Potrebbero esserci stati dei veri psicopatici che volevano solo massacrare gli arabi e trattare «l’American Civil Liberties Union e simili come i nemici della civiltà cristiana», come ha detto un avvocato hawaiano. Ma la maggior parte degli statunitensi, tenuti all’oscuro dei crimini commessi nel loro nome, provavano semplicemente un senso di dolore e paura che poteva essere facilmente sfruttato dai loro leader per giustificare l’uso di tattiche in stile Bin Laden nel corso di altre missioni all’estero. Anche oggi, lo statunitense medio cosa ha più probabilità di «sapere» della guerra del Vietnam: che le forze statunitensi hanno sganciato il doppio delle bombe sul sud-est asiatico rispetto all’intera la Seconda guerra mondiale?
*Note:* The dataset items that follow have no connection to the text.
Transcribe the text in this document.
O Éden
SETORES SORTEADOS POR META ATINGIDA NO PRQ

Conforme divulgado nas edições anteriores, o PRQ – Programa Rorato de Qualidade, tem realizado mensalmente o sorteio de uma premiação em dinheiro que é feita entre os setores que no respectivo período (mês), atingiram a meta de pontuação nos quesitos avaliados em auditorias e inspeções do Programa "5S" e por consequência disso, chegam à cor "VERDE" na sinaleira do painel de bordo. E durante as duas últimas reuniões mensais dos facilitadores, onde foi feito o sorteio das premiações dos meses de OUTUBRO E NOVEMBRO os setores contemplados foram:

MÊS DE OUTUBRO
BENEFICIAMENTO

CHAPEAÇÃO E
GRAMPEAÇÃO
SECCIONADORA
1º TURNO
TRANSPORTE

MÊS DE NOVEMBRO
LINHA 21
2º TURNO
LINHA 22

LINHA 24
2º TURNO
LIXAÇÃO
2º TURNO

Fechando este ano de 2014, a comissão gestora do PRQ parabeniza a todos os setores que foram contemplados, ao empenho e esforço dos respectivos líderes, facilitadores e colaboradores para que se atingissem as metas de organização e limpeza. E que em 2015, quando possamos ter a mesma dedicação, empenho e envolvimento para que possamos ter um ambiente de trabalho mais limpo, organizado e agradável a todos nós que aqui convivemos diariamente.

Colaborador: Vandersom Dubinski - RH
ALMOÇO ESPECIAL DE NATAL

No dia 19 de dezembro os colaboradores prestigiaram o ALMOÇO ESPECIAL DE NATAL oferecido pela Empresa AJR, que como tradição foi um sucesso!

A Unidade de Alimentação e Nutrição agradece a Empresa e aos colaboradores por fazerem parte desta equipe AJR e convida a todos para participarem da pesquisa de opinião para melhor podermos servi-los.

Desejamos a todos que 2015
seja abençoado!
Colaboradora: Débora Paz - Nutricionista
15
O che gli Stati uniti hanno perso in Vietnam perché i politici non ci hanno permesso di combattere?

Il tentativo di vendicare 3.000 morti civili a New York e Washington ha finora provocato la morte di almeno 400 mila civili, in una serie di guerre apparentemente senza fine, tutte in paesi i cui governi non erano del tutto coinvolti in un attacco che è stato, infatti, effettuato e favorito dai sauditi. In questo contesto, gli Stati uniti hanno mandato a morire poco più di 7.000 dei propri soldati. Il che significa che, alla fine, Al Qaeda non potrà mai essere all’altezza degli stessi politici statunitensi nell’impresa di uccidere altri statunitensi.

Ad oggi, l’11 settembre è un giorno solenne di ricordo e dolore tutt’ora in corso che, per alcuni, fa ancora ribollire il sangue. Nella loro rabbia e sull’onda emotiva degli attacchi subiti, gli statunitensi si sono sentiti giustificati nel chiedere comprensione al mondo per gli eccessi criminali che hanno compiuto. Eppure proprio questi sentimenti, da parte di coloro che erano terrorizzati dal potere degli Usa negli anni prima (e dopo) l’11 settembre, avevano ispirato quegli stessi attacchi.

Sulla scia degli attacchi, non è stato risparmiato alcuno sforzo per zittire chiunque abbia cercato di far comprendere il contesto all’interno cui tutto ciò era accaduto. Quei discorsi furono liquidati come divagazioni sleali da parte di relativisti morali che odiano l’America. Come può la gente anche solo iniziare a contemplare le articolazioni della politica estera degli Stati uniti quando i notiziari televisivi hanno dedicato solo poche ore all’anno alla guerra più lunga della storia americana, o, nel caso del 2020, cinque minuti appena?

L’11 settembre contiene due tragedie. Una riguarda le migliaia di vite perse per mano di fanatici che gli statunitensi avevano ragione a chiamare mostri. La seconda tragedia riguarda un popolo che, ingannato dalla sua leadership politica e dai media, ha trascorso i successivi due decenni a diventare proprio ciò che odiava. Grazie a Dio si sta svegliando.

*Branko Marcetic è collaboratore di JacobinMag. Ha scritto Yesterday’s Man: The Case Against Joe Biden. Vive a Chicago, nell’Illinois. Questo articolo è uscito su JacobinMag. La traduzione è a cura della redazione.